I’m willing to take that approach to public financing of law firms after Slater & Gordon. I hope advocates for third-party litigation financing are willing to take that approach following Gawker. And I’d like to urge you, regardless of the legal innovation you favour, to do the same. “What’s the worst that can happen?” That line is usually read as a joke. Ask yourself that question in all seriousness — and in all seriousness, answer it.



4 Comments

  1. Julian Summerhayes

    Jordan

    A neat, tight piece. I’m a former litigator and was at the time at the cutting edge of discounted CFAs, ATE and 3rd party funding, but looking back it seems so wrong. No, it was worse than that. There was no merit to it. Don’t get me wrong I’m not adverse to funders entering the market but having been a very early proponent of ADR, I now see how much of my thinking and methodology wasn’t oriented towards an or any settlement but kicking the can down the road in the hope of meeting my over-inflated and nonsense targets. I think you get my drift…The point I’m making is that if lawyers were skilled in anything other than kicking the proverbial out of each other, then that would render otiose the funders by dint of all or nearly all cases being settled in a mutually beneficial way. I know, all very simplistic but then for me, simplicity is often the thing that’s missing in this whole debate that and the clients’ imperative.

    Best wishes
    Julian

  2. Gary Luftspring

    there has always been and will always be abuses of any system. Imbalances in litigation already exist and have for years; think libel chill, think the Koch brothers, think Trump. We can’t be looking at the abusive situations but rather the reality of most situations. Funding is a reality and has been for years. All that has happened recently is that it is more organized and out in the open instead of a couple of dozen wealthy friends investing in a lawsuit with no transparency. Funding organizations have a place and are here to stay.

  3. Blair L. Botsford

    Very well thought out discussion. With respect to the issue of non-lawyer financing of law firms, I take a slightly different approach. Most firms of any size have at least one management company. Other than securities laws, there is nothing preventing outside investing in the business are of the law firm. This leaves the “pure” practice of law untainted. The investment is needed in systems, technology, etc., which is and should be held in the management company rather than the partnership. I think the tools already exist for many firms to achieve their goals.

  4. Karin Litzcke

    Jordan, I think your position is based on a couple of well-meaning but flawed premises, and so I think I disagree with you.

    First, I don’t think access to justice can be pursued within the context of discouraging litigation.
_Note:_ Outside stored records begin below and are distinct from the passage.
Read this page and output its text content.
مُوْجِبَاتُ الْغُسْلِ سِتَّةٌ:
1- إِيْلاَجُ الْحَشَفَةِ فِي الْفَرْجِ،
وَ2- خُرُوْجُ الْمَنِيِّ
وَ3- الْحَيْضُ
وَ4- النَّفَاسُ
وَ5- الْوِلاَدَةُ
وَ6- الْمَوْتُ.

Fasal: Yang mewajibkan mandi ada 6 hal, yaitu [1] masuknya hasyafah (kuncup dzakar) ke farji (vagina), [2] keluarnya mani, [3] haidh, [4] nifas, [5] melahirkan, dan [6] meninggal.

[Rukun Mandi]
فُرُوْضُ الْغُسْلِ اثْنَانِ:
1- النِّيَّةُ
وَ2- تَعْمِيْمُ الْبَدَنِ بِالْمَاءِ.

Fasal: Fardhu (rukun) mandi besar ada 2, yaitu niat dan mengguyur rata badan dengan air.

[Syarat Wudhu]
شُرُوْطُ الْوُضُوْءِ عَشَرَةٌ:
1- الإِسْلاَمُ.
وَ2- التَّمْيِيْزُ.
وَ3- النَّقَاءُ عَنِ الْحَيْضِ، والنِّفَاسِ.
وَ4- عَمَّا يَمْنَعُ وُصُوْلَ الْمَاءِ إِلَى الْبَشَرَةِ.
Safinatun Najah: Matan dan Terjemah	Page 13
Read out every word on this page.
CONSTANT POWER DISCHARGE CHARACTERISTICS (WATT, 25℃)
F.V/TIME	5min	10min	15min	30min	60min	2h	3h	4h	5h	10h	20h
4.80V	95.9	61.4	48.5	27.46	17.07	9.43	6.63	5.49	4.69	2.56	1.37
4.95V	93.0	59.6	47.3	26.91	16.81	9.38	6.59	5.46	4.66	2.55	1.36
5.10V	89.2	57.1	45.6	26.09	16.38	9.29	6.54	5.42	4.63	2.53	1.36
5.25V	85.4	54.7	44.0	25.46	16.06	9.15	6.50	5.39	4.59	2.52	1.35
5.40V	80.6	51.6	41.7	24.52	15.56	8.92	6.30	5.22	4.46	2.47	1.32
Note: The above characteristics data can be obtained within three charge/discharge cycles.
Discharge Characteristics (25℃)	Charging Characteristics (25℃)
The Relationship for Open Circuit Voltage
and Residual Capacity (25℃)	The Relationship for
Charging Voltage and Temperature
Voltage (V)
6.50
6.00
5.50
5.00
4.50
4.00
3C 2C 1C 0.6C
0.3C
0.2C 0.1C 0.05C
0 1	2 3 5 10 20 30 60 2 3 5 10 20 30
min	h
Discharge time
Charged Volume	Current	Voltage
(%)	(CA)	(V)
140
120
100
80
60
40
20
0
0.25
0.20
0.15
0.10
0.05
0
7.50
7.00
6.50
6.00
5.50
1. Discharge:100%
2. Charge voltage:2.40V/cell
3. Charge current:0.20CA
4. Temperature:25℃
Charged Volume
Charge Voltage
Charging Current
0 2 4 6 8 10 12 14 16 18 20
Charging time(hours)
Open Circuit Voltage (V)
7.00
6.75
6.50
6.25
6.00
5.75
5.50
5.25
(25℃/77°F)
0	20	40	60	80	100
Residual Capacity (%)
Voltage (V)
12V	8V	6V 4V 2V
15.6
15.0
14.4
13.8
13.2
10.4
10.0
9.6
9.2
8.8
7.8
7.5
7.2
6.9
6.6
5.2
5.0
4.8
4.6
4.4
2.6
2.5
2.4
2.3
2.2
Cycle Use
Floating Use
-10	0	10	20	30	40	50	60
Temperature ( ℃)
Access-to-justice is by definition going to open the floodgates, or at least take the task of gatekeeping access out of the hands of lawyers and judges.

    Second, as far as unbalancing an equal playing field is concerned, either that situation would not arise (maybe such a case wouldn’t attract third-party funders) or alternatively, nothing prevents both litigants from getting third party funding.

    Third, you can’t limit innovation to only good innovations. Not only can you not always tell in advance what is good but also, there is no such thing as an innovation that is purely good or bad. From the wheel to Facebook to modern pharmaceuticals, every single innovation is a double edged-sword.

    But as a bottom line, going back to your piece on the speech by Justice Finch, I’d propose that maybe lawyers have lost the moral authority to evaluate whether financing innovations are good or not. Problem and solution rarely come from the same source. This is an innovation that seems to be coming out of the finance sector, and I’d go so far as to say that it’s better than anything I’ve seen suggested by a lawyer in any access-to-justice dialogue I’ve tuned in to – with all due respect to present company :-) It is certainly an improvement on pro bono, which alters the balance of power between lawyer and client.

    But all that said, what lawyers could do that would be helpful is discuss the relationship between this third party funding initiative and the doctrines of champerty and maintenance.